Irland TV-Tipp, Irlands einsamer Westen - Connemara

Die Berge von Connemara im Westen Irlands.

Irland TV-Tipp von irlandnewsIrland im TV Mitte März: Der Irland-TV-Überblick auf Irlandnews. In der kommenden Woche reist Bibi Blocksberg in die Vergangenheit, Bradley Mayhew wandert im Südwesten Irlands und die Supertruckers liefern zwei große Heizkessel aus. Es gibt Live-Auftritte von Kodaline beim New Pop Festival 2015 und von Hall & Oates in Dublin 2014. Planet Schule beschäftigt sich mit den Ursachen des Nordirland-Konflikts. Außerdem sind wir zu Gast in Irland, fahren mit dem Zug durch die Grüne Insel und es geht nach Connemara, Irlands einsamen Westen.  und Bradley Mayhew wandert im Südwesten Irlands.

 

Samstag, 19. März 2016, ZDF 8:25 Uhr: Bibi Blocksberg – Reise in die Vergangenheit

Irland TV-Tipps, Bibi Blocksberg“Weil ihre Frauen einen Hexenkongress besuchen, sind Bernhard Blocksberg und Patrick Thunderstorm für ein paar Tage Strohwitwer. Also beschließt Bernhard kurzerhand, mit seiner Tochter Bibi Patrick in Irland zu besuchen. Bibi versteht sich blendend mit Patricks Tochter Margie, und die beiden verbringen viel Zeit miteinander. Als sie in einer Scheune die Reste eines alten Flugapparats entdecken, wollen sie unbedingt herausfinden, wer den Apparat gebaut hat. Flugs hexen sie sich in die Vergangenheit zurück. Dort treffen sie auf einen außergewöhnlichen Erfinder.” (Senderinformation)

 

Samstag, 19. März 2016, EinsPlus 12:30 Uhr: Wanderlust! Durch Irlands Südwesten

Irland TV-Tipp, Wanderlust durch Irlands Südwesten“Der Profi-Traveller Bradley Mayhew interessiert sich für das echte Irland. Zu Fuß findet er es wie von allein. An geschichtsträchtigen Bauwerken, auf vorgelagerten Inseln und in den Pubs am Wegesrand begegnet er Menschen, die für den Alltag und das Lebensgefühl auf der „grünen Insel“ stehen.

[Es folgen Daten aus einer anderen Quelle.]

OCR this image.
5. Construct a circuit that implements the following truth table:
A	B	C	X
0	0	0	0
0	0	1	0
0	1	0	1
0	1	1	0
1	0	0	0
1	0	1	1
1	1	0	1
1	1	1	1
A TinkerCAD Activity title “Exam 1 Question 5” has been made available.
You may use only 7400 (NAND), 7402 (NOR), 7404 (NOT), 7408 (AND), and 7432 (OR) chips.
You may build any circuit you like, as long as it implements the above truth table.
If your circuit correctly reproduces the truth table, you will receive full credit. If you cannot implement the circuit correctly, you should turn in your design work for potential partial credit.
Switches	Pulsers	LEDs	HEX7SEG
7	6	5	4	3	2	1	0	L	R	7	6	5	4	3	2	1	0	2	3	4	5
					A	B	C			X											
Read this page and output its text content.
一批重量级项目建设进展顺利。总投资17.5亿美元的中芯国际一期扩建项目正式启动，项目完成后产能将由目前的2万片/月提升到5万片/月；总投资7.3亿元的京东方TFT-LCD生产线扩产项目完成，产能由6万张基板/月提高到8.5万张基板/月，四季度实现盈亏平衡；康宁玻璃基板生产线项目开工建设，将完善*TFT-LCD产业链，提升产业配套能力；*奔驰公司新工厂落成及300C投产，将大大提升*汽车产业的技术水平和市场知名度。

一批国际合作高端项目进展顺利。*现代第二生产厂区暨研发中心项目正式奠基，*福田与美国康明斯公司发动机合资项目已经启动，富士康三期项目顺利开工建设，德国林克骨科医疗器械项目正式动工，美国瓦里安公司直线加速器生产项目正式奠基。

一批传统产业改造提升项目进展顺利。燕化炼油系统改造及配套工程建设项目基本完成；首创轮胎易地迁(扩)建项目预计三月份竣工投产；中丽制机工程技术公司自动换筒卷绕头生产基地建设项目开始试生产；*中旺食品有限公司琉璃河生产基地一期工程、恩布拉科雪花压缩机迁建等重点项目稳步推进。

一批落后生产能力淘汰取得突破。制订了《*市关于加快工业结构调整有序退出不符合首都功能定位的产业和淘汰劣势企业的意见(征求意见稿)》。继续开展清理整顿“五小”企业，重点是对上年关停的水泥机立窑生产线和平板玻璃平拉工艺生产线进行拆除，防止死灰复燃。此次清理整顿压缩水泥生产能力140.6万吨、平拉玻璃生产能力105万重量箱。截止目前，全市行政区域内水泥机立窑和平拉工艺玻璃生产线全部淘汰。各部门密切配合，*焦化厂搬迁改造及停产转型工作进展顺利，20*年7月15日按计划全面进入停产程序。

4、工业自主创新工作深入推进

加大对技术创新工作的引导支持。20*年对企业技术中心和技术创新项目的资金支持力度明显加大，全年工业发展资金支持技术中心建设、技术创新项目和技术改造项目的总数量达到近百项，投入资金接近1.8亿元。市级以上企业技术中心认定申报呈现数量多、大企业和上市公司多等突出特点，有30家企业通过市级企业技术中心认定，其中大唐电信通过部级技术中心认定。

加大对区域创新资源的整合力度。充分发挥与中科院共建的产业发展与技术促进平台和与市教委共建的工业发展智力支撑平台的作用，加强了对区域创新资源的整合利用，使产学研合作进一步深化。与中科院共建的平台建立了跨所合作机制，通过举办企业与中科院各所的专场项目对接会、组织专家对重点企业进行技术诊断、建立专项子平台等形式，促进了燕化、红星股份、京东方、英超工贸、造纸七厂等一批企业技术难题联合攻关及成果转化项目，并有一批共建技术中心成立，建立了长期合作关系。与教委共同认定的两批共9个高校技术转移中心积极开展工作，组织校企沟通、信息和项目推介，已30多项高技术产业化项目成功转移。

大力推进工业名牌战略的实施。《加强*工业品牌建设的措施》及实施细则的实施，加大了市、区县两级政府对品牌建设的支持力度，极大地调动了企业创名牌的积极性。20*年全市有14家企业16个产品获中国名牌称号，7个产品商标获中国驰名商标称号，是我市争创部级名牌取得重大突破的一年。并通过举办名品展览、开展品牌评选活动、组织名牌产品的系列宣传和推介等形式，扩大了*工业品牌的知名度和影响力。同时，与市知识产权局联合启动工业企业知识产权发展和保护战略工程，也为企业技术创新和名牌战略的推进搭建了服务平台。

Vor den Toren der Stadt Tralee, wo der Dingle-Weg beginnt, steht die Windmühle von Blennerville. Das Wahrzeichen aus dem 19. Jahrhundert erinnert an das schwierige Verhältnis zwischen Irland und England. Früher war fast der gesamte Südwesten Irlands im Besitz englischer Großgrundbesitzer. Der Dingle-Weg führt um die gleichnamige Halbinsel, am Strand entlang und über Torfmoorlandschaften. Im Städtchen Cloghane trifft Bradley den Wanderer Tony im Pub. Zusammen ziehen sie bei dichtem Nebel in den entlegensten Teil der Halbinsel, das Küstengebirge am Brandon Point. Im Westen Dingles passiert der Weg Bauwerke aus frühchristlicher Zeit. Ein Archäologe zeigt Bradley, wie die Iren im Mittelalter gelebt haben.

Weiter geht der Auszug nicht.